Он наклонился, еле касаясь губами, поцеловал ее плечо.
Лиза спала…
Стараясь ступать бесшумно, он, голый, проследовал в ванную, принял душ. Стоя под прохладными струями, решил: «Сейчас приготовлю завтрак и тогда разбужу ее».
Мужского халата Жозеф, естественно, не обнаружил и поэтому в кухне появился в повязке из махрового полотенца вокруг пояса.
«Так… Что тут у нее есть?»
Кухня, как и вся эта странная квартира, была убога, аскетична, без признаков присутствия в доме женщины-хозяйки.
Но все необходимое нашлось: на полках кухонного шкафа — посуда, кофе, сахар, печенье, хлеб, в грубых пакетах из серой бумаги несколько сортов конфет (Рафта удивило, что во всех пакетах конфет было одинаковое количество, граммов по триста, как будто некто их отпускал по определенному количеству — ни больше ни меньше); в холодильнике — рыбные и мясные консервы, сливочное масло, сыр, ветчина, яйца.
«Сейчас что-нибудь сообразим. Есть хочется зверски. Во время завтрака я задам Лизе два вопроса. Ее ответ на второй вопрос все прояснит окончательно».
И Жозеф приступил к приготовлению импровизированного завтрака на двоих — он умел и даже любил это делать.
…Уже на сковородке потрескивала яичница с ветчиной, на тарелках разложены маленькие сандвичи с сыром и копченой скумбрией, в чайнике вскипела вода, на столе живописно расставлена посуда («Маленького букета цветов не хватает»,— подумал Жозеф) — на этой стадии приготовления завтрака в кухне бесшумно появилась Лиза в пестром халатике, накинутом на голое тело, с мокрой головой: она, оказывается, успела принять душ.
— Смотри-ка! — удивленно сказала хозяйка непонятной квартиры,— Ты прямо волшебник.
— Волшебник, переполненный любовью.— Он смотрел на свою женщину, не в силах оторвать от нее взгляда.— Прошу!
Лиза села к столу.
— Кофе, чай? — спросил Рафт.
— Да не суетись ты,— сказала она, и в голосе Лизы Жозеф услышал легкое раздражение.— Я сама себе налью. И тебе тоже. Чай, кофе?

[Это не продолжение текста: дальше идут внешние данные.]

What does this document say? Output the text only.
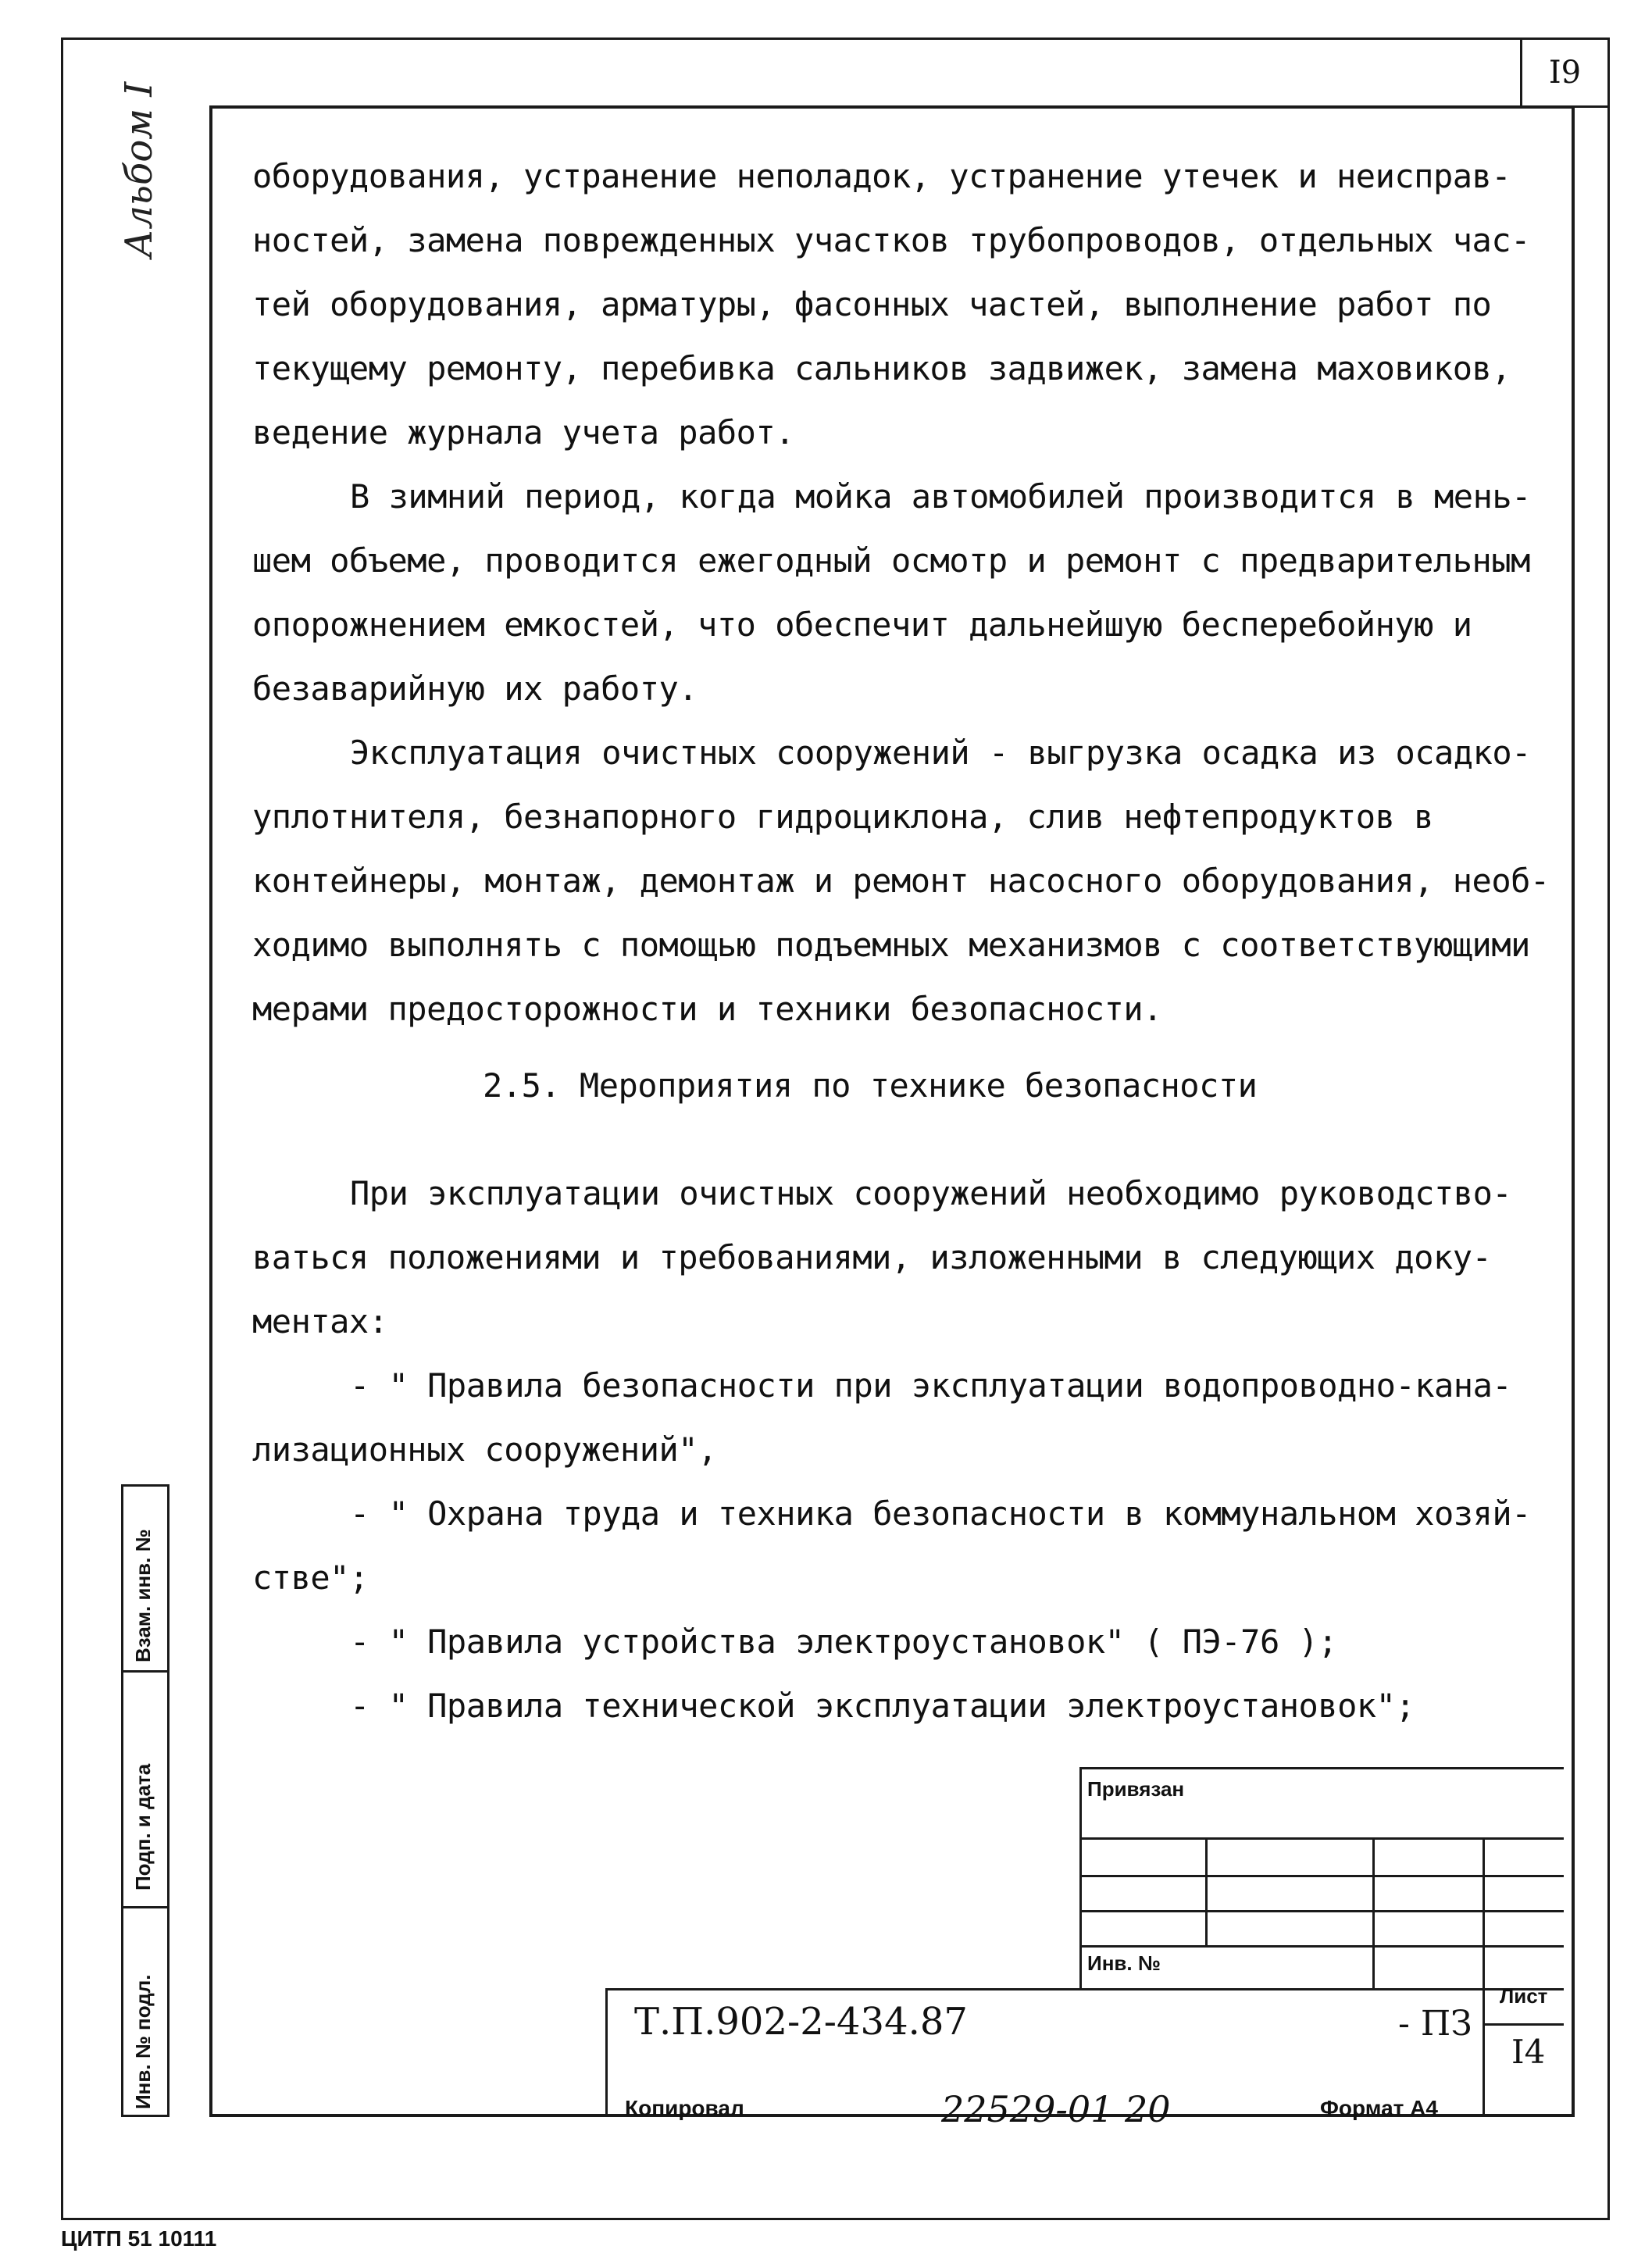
I9
Альбом I	оборудования, устранение неполадок, устранение утечек и неисправ-
ностей, замена поврежденных участков трубопроводов, отдельных час-
тей оборудования, арматуры, фасонных частей, выполнение работ по
текущему ремонту, перебивка сальников задвижек, замена маховиков,
ведение журнала учета работ.
В зимний период, когда мойка автомобилей производится в мень-
шем объеме, проводится ежегодный осмотр и ремонт с предварительным
опорожнением емкостей, что обеспечит дальнейшую бесперебойную и
безаварийную их работу.
Эксплуатация очистных сооружений - выгрузка осадка из осадко-
уплотнителя, безнапорного гидроциклона, слив нефтепродуктов в
контейнеры, монтаж, демонтаж и ремонт насосного оборудования, необ-
ходимо выполнять с помощью подъемных механизмов с соответствующими
мерами предосторожности и техники безопасности.
2.5. Мероприятия по технике безопасности
При эксплуатации очистных сооружений необходимо руководство-
ваться положениями и требованиями, изложенными в следующих доку-
ментах:
- " Правила безопасности при эксплуатации водопроводно-кана-
лизационных сооружений",
- " Охрана труда и техника безопасности в коммунальном хозяй-
стве";
- " Правила устройства электроустановок" ( ПЭ-76 );
- " Правила технической эксплуатации электроустановок";
Взам. инв. №
Подп. и дата
Инв. № подл.
Привязан
Инв. №
Т.П.902-2-434.87	- ПЗ
Лист
I4
Копировал	22529-01 20	Формат А4
ЦИТП 51 10111
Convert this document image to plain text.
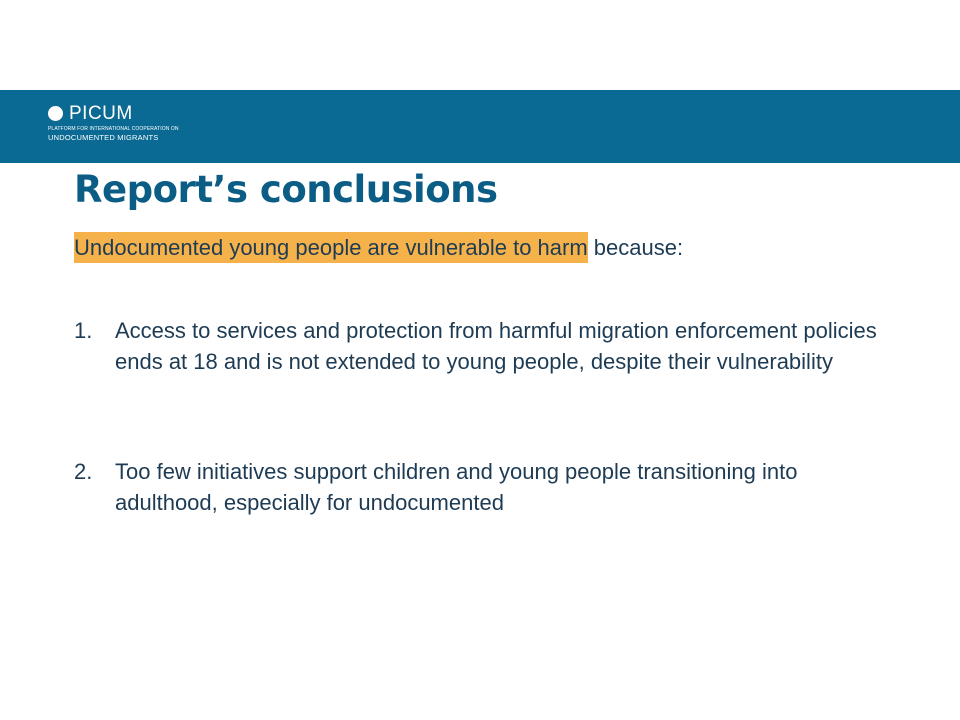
PICUM
PLATFORM FOR INTERNATIONAL COOPERATION ON
UNDOCUMENTED MIGRANTS
Report’s conclusions

Undocumented young people are vulnerable to harm because:

1.	Access to services and protection from harmful migration enforcement policies ends at 18 and is not extended to young people, despite their vulnerability
2.	Too few initiatives support children and young people transitioning into adulthood, especially for undocumented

— Мне все равно,— сказал он, обидевшись.
— Тогда чая,— сказала она.
Ели молча. Настроение американского журналиста портилось.
«Да что происходит, в конце концов?» — с удивлением подумал он.
— Вкусно,— нарушила молчание Лиза.— Молодец! Только под такую закуску… У тебя когда начинается рабочий день?
— За мной в отель заедут в одиннадцать.
— Так у нас уйма времени! Сейчас всего лишь восьмой час. А сна — ни в одном глазу, верно?
— Что значит — ни в одном глазу?
— А! Ну тебя! Постой-ка! — Лиза поднялась со стула, подошла к кухонному столу, запустила руку за его угол,— Вроде бы оставалось. Точно!
Она извлекла бутылку пятизвездочного армянского коньяка, наполовину пустую. На столе появились две приземистые рюмки.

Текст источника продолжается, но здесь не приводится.